Saatchi & Saatchi is the best known name in advertising, although companies seeking an ad agency are unlikely to be confused by the split between the firm and its founders.

The firing of Maurice and subsequent resignation of Charles came last year after a revolt by dissident American institutional shareholders. A six-month moratorium on poaching was agreed last May as part of an out- of-court settlement that saw Cordiant pay the brothers' legal bills.

It came too late to stop the defection of several key employees, and major accounts including BA, Silk Cut, Dixons, Mars and Mirror Group, part-owner of the Independent on Sunday.

M&C Saatchi was expected to start a new spate of client snatching after the agreement expired at the end of last month. The offer to extend the moratorium appears to indicate that the brothers do not have any major targets lined up, said Jennifer Laing, chairman of Saatchi & Saatchi Advertising, Cordiant's UK arm.

"Tim Bell [Maurice Saatchi's public relations adviser] approached me in November about this and there have been several approaches since," said Ms Laing. "He just said the brothers didn't like the M&C Saatchi name and wanted Saatchi & Saatchi back. But it's categorically and absolutely ours and there's no way we would sell it."

Asked to comment on the offer this weekend, Maurice Saatchi would only say: "We're delighted if they continue to use our name. It's free advertising in 50 countries."

Although Saatchi & Saatchi Advertising lost some high-profile clients last year, it claims the total amount of billings that defected to M&C Saatchi was only pounds 90m, and that it has since picked up new business worth close to pounds 93m.

The increase came despite a dramatic cut in pitches to potential clients. Industry sources estimated that it spent about pounds 1m soliciting new business in 1994, but less than a quarter of that amount last year.

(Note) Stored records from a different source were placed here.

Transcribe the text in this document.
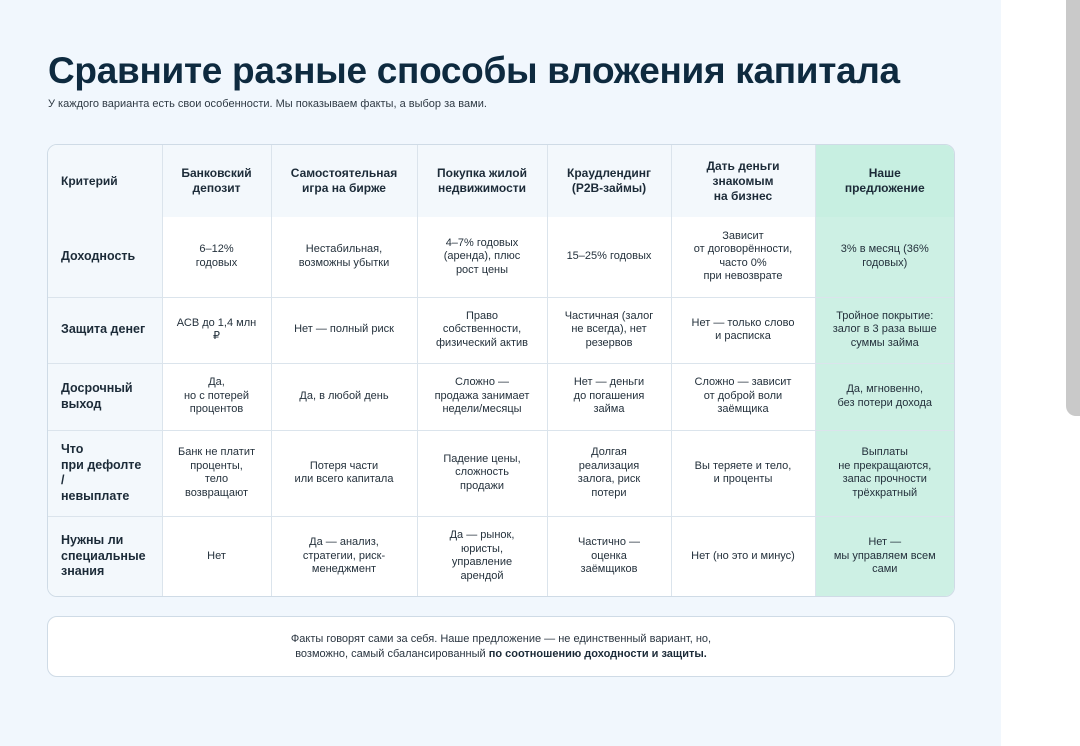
Сравните разные способы вложения капитала

У каждого варианта есть свои особенности. Мы показываем факты, а выбор за вами.

Критерий	Банковский
депозит	Самостоятельная
игра на бирже	Покупка жилой
недвижимости	Краудлендинг
(P2B-займы)	Дать деньги
знакомым
на бизнес	Наше
предложение
Доходность	6–12%
годовых	Нестабильная,
возможны убытки	4–7% годовых
(аренда), плюс
рост цены	15–25% годовых	Зависит
от договорённости,
часто 0%
при невозврате	3% в месяц (36%
годовых)
Защита денег	АСВ до 1,4 млн
₽	Нет — полный риск	Право
собственности,
физический актив	Частичная (залог
не всегда), нет
резервов	Нет — только слово
и расписка	Тройное покрытие:
залог в 3 раза выше
суммы займа
Досрочный
выход	Да,
но с потерей
процентов	Да, в любой день	Сложно —
продажа занимает
недели/месяцы	Нет — деньги
до погашения
займа	Сложно — зависит
от доброй воли
заёмщика	Да, мгновенно,
без потери дохода
Что
при дефолте
/
невыплате	Банк не платит
проценты,
тело
возвращают	Потеря части
или всего капитала	Падение цены,
сложность
продажи	Долгая
реализация
залога, риск
потери	Вы теряете и тело,
и проценты	Выплаты
не прекращаются,
запас прочности
трёхкратный
Нужны ли
специальные
знания	Нет	Да — анализ,
стратегии, риск-
менеджмент	Да — рынок,
юристы,
управление
арендой	Частично —
оценка
заёмщиков	Нет (но это и минус)	Нет —
мы управляем всем
сами
Факты говорят сами за себя. Наше предложение — не единственный вариант, но,
возможно, самый сбалансированный по соотношению доходности и защиты.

Hewlett Packard, the US computer maker, is expected to open a new corporate account with Saatchi & Saatchi this month, with billings worth more than pounds 3.5m.

Adam Crozier, joint managing director of Saatchi & Saatchi Advertising, confirmed that the company had been concentrating its efforts on servicing existing clients, resulting in a five per cent increase in billings to pounds 308m. "It's far cheaper to get new business from existing clients, you do it just by being good," he said, adding that 13 new accounts had been opened by existing clients.

Rumours continue to circulate about M&C Saatchi poaching clients from Saatchi & Saatchi.Possible candidates include Dupont, General Mills and Toyota. The most recent report was that BT's corporate account was about to move, which the telephone company promptly denied. "Those that wanted to leave have already left," said Ms Laing.

Mr Crozier said most of the rumours of accounts switching from his firm have been proven false, and blamed M&C Saatchi for starting them. "We're dealing with a campaign of misinformation. People call us and say 'We heard from the other side that so-and-so was leaving,'" he said.

Although he admits the rumours hurt, Mr Crozier insisted that Cordiant's recent rights issue, which all but wiped out its debt, has reassured clients that the company is not in decline. Globally, Cordiant had billings of more than pounds 4bn last year.